Bears out, and wolves make cows nervous

CODY, Wyo. — Animals are out and about in many places. In Yellowstone National Park and adjoining areas, the first black bear of the year was observed Feb. 11 and the first grizzly was noted on March 4, according to the Wyoming Game & Fish in mid-March. Don't they know that it's still cold and snowy?

As for wolves, they make cows very, very nervous. Researchers from Oregon State University note that wolves have spread into ranching areas of the West after being reintroductions into Yellowstone National Park.

"Wolf attacks also create bad memories in the herd and cause a stress response known to result in decreased pregnancy rates, lighter calves and a greater likelihood of getting sick," says Reinaldo Cooke, an animal scientist in OSU's College of Agricultural Sciences.

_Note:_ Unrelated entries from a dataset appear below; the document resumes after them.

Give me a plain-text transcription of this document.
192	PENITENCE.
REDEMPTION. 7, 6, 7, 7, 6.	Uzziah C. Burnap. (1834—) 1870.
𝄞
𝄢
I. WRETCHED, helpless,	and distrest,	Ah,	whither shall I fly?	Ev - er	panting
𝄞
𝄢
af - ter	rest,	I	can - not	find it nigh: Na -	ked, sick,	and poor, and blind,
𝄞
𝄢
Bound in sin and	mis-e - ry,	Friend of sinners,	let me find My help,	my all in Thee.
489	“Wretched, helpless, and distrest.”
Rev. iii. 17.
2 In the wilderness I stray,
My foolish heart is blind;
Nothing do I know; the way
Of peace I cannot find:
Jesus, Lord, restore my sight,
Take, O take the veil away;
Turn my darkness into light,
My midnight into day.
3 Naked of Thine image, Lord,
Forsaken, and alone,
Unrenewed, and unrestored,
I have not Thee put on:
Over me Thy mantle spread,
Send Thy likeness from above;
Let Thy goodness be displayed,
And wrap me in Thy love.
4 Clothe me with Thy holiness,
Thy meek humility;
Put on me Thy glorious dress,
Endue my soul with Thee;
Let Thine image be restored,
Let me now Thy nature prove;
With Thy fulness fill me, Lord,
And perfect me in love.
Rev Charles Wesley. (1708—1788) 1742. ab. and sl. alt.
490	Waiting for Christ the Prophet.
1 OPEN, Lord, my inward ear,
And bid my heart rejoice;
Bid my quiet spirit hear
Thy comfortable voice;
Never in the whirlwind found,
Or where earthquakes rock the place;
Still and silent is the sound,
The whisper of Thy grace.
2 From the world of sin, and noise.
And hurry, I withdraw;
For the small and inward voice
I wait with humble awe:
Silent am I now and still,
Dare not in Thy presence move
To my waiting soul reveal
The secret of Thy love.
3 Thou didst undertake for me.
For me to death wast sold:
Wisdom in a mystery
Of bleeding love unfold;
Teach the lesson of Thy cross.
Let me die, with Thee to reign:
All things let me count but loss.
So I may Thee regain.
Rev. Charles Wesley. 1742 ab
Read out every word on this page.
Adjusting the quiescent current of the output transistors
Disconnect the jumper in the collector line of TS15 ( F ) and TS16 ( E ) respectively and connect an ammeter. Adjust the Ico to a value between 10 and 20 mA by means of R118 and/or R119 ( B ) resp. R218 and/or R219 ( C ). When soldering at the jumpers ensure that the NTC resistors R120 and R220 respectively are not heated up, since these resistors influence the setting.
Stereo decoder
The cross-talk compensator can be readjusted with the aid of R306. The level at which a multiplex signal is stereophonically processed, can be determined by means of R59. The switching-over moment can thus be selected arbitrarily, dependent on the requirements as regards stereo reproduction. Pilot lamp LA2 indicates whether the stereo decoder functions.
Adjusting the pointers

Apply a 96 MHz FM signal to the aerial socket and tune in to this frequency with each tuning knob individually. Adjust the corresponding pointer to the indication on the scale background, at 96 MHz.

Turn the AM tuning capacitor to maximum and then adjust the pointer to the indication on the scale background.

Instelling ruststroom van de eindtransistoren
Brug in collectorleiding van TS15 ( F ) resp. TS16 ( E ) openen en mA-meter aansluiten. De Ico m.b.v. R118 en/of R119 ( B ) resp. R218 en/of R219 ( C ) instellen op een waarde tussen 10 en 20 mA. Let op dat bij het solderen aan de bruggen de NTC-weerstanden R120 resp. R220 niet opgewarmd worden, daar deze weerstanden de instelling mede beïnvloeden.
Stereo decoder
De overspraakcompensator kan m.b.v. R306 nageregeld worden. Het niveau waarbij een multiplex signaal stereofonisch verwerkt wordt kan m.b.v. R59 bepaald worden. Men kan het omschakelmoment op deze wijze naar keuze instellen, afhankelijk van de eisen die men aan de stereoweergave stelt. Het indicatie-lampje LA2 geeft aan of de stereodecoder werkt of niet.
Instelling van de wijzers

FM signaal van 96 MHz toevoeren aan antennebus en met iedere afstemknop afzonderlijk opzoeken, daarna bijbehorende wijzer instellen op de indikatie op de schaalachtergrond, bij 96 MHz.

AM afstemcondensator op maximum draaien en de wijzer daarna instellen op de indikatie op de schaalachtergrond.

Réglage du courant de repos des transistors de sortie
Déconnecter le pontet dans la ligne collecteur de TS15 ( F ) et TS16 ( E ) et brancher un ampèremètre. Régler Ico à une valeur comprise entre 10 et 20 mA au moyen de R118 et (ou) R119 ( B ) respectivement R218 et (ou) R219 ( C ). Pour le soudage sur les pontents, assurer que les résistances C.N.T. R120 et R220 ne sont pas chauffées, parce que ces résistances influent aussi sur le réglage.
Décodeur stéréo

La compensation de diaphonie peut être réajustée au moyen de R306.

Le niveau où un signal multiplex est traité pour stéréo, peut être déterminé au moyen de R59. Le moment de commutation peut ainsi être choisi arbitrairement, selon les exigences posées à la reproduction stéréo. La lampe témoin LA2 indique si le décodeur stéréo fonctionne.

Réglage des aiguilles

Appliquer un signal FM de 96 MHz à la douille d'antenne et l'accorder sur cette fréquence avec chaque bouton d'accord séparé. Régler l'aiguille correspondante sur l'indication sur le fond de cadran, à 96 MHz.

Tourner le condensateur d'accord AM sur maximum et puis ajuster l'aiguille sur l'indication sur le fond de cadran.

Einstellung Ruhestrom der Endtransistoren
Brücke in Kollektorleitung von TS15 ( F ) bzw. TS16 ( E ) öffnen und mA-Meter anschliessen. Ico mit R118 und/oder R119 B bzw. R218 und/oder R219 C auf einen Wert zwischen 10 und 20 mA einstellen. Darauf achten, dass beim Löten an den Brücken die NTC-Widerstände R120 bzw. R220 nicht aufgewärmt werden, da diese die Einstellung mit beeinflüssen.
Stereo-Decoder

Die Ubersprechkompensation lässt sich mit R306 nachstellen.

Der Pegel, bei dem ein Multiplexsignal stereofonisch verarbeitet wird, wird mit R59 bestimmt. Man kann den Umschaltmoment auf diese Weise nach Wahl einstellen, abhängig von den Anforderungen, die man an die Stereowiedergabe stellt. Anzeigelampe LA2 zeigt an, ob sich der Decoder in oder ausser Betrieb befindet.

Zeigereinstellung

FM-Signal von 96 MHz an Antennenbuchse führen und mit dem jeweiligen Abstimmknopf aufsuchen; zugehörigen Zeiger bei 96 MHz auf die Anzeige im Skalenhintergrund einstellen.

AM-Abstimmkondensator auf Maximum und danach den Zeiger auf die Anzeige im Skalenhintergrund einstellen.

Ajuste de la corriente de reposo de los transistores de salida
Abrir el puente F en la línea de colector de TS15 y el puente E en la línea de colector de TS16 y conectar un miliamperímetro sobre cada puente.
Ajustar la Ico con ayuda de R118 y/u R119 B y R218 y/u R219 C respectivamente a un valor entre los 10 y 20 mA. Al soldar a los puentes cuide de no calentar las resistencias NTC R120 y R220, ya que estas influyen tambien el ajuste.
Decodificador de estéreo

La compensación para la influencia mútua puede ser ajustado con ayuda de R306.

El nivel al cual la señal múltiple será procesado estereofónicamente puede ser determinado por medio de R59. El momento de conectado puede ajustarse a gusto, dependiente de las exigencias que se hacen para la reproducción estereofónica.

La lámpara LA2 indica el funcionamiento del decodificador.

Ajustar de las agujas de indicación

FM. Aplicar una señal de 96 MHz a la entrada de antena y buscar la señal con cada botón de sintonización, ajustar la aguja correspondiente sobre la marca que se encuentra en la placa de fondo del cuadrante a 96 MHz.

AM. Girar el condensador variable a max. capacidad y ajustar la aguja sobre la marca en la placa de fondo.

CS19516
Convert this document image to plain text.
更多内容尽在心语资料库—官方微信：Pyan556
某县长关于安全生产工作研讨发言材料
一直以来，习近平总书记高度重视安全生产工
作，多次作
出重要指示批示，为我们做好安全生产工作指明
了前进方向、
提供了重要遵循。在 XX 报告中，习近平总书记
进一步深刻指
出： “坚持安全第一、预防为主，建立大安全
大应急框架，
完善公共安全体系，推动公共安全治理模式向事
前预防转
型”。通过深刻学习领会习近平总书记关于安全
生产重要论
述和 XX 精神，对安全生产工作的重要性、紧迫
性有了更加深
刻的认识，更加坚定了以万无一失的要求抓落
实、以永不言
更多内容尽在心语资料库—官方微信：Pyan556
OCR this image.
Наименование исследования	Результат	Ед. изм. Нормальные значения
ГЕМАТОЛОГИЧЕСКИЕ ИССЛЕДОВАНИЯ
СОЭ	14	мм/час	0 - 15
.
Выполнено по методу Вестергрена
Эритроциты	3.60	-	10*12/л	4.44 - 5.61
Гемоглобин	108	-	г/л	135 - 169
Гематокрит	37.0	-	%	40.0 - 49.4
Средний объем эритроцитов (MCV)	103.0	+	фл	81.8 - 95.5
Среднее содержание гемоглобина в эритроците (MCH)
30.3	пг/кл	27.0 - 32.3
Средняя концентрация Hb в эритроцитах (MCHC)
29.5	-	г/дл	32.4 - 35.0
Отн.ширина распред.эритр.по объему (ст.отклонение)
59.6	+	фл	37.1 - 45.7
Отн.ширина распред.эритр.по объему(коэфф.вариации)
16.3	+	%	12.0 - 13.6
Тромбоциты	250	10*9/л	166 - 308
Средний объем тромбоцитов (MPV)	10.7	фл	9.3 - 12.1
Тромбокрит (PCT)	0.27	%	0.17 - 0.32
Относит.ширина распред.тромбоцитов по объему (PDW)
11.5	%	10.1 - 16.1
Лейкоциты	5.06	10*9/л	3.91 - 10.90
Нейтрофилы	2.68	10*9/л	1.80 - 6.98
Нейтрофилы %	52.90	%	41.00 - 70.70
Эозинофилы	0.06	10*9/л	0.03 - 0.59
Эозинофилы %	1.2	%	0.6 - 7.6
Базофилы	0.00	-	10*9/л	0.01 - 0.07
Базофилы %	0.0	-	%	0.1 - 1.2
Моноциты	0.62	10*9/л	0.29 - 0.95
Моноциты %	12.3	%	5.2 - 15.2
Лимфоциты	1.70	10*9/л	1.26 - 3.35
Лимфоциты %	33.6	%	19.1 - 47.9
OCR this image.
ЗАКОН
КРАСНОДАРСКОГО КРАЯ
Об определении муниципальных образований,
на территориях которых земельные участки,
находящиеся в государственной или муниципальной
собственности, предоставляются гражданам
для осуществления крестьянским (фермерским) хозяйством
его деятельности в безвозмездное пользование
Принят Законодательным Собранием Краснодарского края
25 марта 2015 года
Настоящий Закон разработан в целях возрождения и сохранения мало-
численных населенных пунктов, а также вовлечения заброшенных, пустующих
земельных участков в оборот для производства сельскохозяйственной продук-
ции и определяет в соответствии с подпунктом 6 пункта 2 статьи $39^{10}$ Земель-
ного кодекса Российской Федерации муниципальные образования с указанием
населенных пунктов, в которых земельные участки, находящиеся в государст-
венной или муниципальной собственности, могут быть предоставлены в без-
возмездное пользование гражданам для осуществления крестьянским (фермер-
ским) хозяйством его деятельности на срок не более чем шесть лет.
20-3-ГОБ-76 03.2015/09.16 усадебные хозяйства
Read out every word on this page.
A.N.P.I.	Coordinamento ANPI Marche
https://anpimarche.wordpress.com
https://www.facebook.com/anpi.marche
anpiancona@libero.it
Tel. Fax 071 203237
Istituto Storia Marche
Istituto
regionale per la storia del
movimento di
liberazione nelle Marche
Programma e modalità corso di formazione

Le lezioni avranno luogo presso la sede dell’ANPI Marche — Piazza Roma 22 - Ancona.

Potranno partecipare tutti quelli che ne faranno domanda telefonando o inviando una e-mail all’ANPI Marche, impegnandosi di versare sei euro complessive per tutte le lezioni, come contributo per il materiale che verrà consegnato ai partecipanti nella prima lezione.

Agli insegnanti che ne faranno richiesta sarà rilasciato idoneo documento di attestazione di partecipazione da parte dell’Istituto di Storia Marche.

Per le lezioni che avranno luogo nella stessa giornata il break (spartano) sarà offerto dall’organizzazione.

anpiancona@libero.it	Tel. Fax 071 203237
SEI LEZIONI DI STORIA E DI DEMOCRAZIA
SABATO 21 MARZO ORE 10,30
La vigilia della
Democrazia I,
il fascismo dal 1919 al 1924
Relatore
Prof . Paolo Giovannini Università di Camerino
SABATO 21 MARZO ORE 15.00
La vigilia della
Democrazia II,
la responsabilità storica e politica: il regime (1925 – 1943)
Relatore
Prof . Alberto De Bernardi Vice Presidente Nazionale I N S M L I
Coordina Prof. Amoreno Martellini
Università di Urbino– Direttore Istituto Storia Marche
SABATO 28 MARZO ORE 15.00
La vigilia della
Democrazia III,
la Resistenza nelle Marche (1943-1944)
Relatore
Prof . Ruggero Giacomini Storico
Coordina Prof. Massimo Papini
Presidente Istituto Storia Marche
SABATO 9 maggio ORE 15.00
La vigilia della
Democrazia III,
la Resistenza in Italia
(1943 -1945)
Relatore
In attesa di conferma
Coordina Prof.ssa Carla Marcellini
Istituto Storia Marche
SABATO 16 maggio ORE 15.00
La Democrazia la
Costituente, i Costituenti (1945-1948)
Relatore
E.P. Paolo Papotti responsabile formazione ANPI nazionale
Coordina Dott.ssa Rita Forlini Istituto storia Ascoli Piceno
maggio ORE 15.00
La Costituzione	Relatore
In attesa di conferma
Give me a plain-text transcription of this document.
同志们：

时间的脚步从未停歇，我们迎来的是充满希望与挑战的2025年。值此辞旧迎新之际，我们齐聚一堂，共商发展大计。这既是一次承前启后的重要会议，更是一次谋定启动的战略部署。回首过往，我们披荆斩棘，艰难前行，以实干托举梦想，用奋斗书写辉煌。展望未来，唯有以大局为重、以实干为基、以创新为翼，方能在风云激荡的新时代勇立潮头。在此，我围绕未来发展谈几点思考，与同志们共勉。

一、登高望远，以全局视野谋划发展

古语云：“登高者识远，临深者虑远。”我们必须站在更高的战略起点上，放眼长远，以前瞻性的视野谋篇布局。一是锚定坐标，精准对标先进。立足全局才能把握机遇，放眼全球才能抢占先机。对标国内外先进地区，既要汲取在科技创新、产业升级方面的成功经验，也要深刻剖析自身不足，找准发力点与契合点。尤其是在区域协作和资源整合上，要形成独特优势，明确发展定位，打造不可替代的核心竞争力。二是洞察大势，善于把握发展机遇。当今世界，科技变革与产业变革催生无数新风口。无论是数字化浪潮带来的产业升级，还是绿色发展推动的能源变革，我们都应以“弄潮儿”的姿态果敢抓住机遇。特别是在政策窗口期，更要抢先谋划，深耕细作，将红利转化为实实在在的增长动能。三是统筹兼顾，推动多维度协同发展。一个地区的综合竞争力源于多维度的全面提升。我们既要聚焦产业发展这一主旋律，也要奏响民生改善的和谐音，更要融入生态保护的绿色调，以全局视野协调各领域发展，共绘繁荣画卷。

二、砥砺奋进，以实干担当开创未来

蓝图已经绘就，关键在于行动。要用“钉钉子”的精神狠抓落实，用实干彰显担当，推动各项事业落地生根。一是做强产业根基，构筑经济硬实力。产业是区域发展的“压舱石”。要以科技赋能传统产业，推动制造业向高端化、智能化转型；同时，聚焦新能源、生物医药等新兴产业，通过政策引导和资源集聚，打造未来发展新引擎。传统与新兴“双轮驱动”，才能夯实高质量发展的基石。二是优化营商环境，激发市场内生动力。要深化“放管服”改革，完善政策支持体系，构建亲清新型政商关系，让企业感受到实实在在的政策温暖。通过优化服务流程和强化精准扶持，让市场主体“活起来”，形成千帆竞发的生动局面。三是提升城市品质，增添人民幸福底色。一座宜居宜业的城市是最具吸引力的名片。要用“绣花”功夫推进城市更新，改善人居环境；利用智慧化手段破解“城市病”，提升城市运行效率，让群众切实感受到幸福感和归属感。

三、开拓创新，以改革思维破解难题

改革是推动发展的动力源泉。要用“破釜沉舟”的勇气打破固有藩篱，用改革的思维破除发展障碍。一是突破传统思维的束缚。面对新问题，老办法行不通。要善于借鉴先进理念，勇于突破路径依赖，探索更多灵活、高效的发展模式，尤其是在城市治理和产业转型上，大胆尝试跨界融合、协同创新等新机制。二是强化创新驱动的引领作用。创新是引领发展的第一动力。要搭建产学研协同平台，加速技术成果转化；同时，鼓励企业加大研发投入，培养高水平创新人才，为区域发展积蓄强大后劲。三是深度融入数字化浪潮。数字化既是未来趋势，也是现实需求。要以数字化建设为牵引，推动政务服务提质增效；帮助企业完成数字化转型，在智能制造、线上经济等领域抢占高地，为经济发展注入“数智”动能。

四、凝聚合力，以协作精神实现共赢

To test whether the anecdotal reports of ranchers were accurate, the researchers simulated a wolf encounter with 100 cows. Half of them had never seen a wolf, and the other half had been part of a herd that was previously attacked on the range.

Cows were gathered in a pen scented with wolf urine while pre-recorded wolf howls played over a stereo. Three trained dogs — German shepherds closely resembling wolves — walked outside the pen.

Researchers found that cortisol, a stress hormone, increased by 30 per cent in cows that had previously been exposed to wolves. They bunched up in a corner, formed a protective circle and acted agitated. Their body temperatures also increased rapidly, another indicator of stress.

Yet the cows previously unfamiliar with wolves were curious about the dogs and did not show signs of stress.

The university researchers estimated that wolves in northeastern Oregon could cost ranchers up to $261 per head of cattle, including $55 for weight loss and $67 for lower pregnancy rates.

Pigs are in the news in British Columbia. Licensed hunters have the green light to shoot feral pigs anywhere in the province. They have escaped farms and established in the wild in parts of the Lower Mainland, Kamloops, the Okanagan, Peace River and Kootenay regions.